During her semester-long fellowship at the Academy in Fall 2020, Goff, an assistant professor in the Department of History, will be working on her book manuscript, “The God Behind the Marble,” a history of the idea that a work of art can create a modern liberal society. Goff tracks the development of this idea in German political thought during the Revolutionary and Napoleonic Wars, and in the upheaval of cultural property that accompanied these conflicts. By following the travails of art objects and their caretakers through looting, desecration, and loss, Goff shows how a period of extraordinary hope for the power of art in theory was also one of great struggle with the vulnerability of art in practice.
Goff earned her PhD in History from University of California, Berkeley, her MSI in Archives and Records Management from the University of Michigan, and her BA from Bryn Mawr College. She joined UChicago in 2017, after two years in the Society of Fellows at the University of Michigan-Ann Arbor.

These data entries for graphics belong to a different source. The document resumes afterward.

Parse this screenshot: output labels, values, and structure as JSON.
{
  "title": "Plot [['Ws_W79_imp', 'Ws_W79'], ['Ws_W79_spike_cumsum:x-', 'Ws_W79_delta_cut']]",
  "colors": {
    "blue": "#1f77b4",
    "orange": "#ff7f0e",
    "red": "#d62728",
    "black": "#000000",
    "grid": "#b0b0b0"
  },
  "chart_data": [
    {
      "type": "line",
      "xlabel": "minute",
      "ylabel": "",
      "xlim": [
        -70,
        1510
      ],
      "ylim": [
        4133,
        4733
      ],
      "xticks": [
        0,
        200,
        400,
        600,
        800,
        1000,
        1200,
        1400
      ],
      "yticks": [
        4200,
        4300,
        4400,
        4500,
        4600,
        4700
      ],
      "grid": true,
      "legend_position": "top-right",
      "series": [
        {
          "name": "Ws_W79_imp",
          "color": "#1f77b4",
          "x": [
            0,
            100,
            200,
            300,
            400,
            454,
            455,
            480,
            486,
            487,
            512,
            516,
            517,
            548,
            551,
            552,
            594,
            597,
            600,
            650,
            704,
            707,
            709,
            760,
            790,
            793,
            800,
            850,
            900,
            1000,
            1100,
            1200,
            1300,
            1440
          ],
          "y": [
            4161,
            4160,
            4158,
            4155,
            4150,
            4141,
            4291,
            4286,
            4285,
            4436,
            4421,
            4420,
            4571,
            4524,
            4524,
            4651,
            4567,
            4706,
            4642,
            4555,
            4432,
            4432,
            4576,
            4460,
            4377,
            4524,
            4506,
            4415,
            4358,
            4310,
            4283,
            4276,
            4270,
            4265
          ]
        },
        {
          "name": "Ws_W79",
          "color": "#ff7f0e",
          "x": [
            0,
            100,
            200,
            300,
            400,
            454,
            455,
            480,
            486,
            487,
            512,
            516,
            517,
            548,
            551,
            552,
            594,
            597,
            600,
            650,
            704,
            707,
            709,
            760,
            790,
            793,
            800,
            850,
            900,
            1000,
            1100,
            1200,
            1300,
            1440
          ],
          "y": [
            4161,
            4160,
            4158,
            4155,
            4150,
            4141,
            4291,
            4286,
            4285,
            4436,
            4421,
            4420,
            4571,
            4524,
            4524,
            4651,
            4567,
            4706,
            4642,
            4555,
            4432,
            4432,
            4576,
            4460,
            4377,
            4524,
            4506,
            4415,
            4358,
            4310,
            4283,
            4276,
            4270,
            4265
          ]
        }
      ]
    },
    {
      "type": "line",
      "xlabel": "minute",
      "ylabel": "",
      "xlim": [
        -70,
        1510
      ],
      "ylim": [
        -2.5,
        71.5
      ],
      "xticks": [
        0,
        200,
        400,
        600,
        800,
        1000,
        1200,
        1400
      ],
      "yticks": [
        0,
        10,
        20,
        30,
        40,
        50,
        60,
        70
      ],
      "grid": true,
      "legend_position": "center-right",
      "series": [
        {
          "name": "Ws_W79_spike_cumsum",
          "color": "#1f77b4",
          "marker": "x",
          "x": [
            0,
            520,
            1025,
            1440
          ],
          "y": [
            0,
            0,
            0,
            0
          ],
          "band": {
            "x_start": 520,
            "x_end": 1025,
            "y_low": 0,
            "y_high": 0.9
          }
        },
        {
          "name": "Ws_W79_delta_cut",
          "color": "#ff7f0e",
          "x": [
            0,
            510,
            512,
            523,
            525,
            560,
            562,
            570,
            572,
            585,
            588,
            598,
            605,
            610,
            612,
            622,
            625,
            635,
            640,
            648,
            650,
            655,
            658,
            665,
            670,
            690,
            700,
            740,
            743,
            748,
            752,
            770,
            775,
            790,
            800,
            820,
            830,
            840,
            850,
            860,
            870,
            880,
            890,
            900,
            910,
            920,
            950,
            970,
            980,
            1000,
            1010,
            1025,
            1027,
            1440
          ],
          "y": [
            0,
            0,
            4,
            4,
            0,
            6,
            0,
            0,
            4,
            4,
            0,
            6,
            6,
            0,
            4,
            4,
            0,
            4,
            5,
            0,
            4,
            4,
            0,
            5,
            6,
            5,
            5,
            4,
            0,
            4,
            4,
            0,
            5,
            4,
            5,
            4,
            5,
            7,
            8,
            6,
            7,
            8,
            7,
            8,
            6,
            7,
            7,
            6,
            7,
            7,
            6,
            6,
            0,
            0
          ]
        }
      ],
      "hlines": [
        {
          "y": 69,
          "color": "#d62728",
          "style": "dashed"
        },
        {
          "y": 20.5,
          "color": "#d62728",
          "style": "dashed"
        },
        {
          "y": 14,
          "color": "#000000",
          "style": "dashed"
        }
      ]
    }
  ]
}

The Berlin Prize is awarded annually to scholars, writers, composers, and artists from the United States who represent the highest standards of excellence in their fields. The fellowship provides recipients with the time and resources to step back from their daily obligations to work on academic and artistic projects they might not otherwise pursue. Fellows are encouraged to work with local individuals and institutions in the Academy’s well-established network, forging rich connections and lasting transatlantic relationships.